Mozart et d’Oustrac : le charme opère au Théâtre des Champs-Élysées
La soirée commence avec la musique de ballet pour Idoménée, Roi de Crète qu’entame avec concentration l’orchestre, certes un peu timide aux premières mesures, mais qui, une fois chauffé, révèle de grandes qualités sonores et, surtout, une appréciable entente. Jonathan Cohen, souriant et humble, insuffle aux instrumentistes une belle énergie qui va crescendo tout au long de la soirée, et si certaines sonorités paraissent un peu dures dans ce premier morceau (en provenance notamment des cuivres et des timbales), la plongée dans l’univers mozartien est majestueuse et le plaisir des musiciens palpable.

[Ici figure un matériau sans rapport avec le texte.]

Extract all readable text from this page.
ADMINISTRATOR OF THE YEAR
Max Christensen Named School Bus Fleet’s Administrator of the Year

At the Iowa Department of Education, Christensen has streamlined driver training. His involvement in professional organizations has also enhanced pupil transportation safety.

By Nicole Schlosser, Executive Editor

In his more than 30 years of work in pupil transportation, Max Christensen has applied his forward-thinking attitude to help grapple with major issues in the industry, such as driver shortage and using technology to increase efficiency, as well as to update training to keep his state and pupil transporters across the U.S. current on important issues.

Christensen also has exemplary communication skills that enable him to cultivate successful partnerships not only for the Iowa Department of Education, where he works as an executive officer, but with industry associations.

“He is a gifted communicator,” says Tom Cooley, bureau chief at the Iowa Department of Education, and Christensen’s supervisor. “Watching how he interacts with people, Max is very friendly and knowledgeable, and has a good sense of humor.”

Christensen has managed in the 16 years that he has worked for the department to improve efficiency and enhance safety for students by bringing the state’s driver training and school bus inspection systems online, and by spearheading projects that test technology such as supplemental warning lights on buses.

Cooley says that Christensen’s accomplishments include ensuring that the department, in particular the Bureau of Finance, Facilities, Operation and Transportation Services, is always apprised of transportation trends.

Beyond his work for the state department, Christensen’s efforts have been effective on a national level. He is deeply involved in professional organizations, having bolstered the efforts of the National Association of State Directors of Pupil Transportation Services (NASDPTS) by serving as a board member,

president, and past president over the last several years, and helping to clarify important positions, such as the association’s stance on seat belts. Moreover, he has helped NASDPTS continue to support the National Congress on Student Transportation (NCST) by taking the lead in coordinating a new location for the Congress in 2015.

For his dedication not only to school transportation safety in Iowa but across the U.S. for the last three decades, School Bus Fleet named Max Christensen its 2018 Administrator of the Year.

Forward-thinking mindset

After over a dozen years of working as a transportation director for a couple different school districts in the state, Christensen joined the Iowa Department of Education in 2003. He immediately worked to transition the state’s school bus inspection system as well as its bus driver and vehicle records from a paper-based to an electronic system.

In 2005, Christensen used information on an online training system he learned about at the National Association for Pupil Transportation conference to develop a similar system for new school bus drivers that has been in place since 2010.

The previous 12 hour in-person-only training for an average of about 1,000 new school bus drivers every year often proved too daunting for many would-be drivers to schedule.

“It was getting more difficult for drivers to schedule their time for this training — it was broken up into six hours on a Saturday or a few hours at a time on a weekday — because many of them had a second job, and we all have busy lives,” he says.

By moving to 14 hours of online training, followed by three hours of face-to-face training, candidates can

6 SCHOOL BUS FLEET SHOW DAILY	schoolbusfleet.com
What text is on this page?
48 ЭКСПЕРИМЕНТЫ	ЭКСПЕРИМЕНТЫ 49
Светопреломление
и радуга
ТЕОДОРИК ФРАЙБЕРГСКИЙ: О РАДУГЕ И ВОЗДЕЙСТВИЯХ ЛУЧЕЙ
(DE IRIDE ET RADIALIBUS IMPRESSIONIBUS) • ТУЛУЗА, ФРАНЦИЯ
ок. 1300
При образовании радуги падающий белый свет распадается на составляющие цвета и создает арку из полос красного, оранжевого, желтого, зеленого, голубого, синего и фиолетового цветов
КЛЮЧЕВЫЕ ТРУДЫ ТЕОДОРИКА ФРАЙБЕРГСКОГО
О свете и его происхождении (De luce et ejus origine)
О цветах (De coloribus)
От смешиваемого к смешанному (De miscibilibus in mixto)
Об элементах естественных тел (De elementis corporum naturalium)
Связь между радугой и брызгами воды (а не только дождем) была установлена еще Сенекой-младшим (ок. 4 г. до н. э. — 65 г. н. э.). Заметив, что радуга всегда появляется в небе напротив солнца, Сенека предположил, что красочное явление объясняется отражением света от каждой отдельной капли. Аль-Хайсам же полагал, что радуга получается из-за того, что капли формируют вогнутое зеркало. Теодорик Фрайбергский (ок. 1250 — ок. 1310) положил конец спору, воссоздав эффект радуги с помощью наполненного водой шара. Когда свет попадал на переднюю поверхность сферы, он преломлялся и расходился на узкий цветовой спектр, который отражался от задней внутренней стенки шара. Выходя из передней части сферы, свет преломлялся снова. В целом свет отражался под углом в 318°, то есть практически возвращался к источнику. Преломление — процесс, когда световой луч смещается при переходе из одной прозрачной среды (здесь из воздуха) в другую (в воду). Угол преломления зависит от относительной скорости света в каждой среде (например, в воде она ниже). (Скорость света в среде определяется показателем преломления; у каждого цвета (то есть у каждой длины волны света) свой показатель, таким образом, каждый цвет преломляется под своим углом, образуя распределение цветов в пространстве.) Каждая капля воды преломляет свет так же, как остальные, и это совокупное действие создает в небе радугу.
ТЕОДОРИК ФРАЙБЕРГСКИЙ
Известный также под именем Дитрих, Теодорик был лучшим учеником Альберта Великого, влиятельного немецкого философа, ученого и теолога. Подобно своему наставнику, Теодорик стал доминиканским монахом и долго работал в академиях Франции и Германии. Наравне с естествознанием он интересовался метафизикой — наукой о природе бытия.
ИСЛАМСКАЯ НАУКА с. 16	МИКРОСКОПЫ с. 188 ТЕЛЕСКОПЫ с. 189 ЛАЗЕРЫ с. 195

Apparaît alors Stéphanie d’Oustrac, souriante et décidée, joli ensemble à queue de pie, chignon serré, annonçant par là qu’elle commencera la soirée avec trois airs de rôles travestis. Elle présente avec aisance le célèbre « Voi che sapete che cosa è amor » de Chérubin (Les Noces de Figaro) en citant quelques vers de Louise Labé qu’elle associe à l’état d’esprit du jeune adolescent tourmenté. Le climat est donné : le son de l’orchestre se fait feutré, plein de tendresse et de malice, la chanteuse dessine immédiatement dans son corps la silhouette juvénile du personnage. La voix est un peu instable au début (graves peu sonores et filet d’air sur le médium), et certains problèmes de souffles sont perceptibles à la fin des phrases. Cependant le timbre est déjà chaud et rond, la musicalité et la dimension théâtrale sont présentes dès les premières notes, et apportent d’autant plus de plaisir que l’artiste semble prête aux prises de risques.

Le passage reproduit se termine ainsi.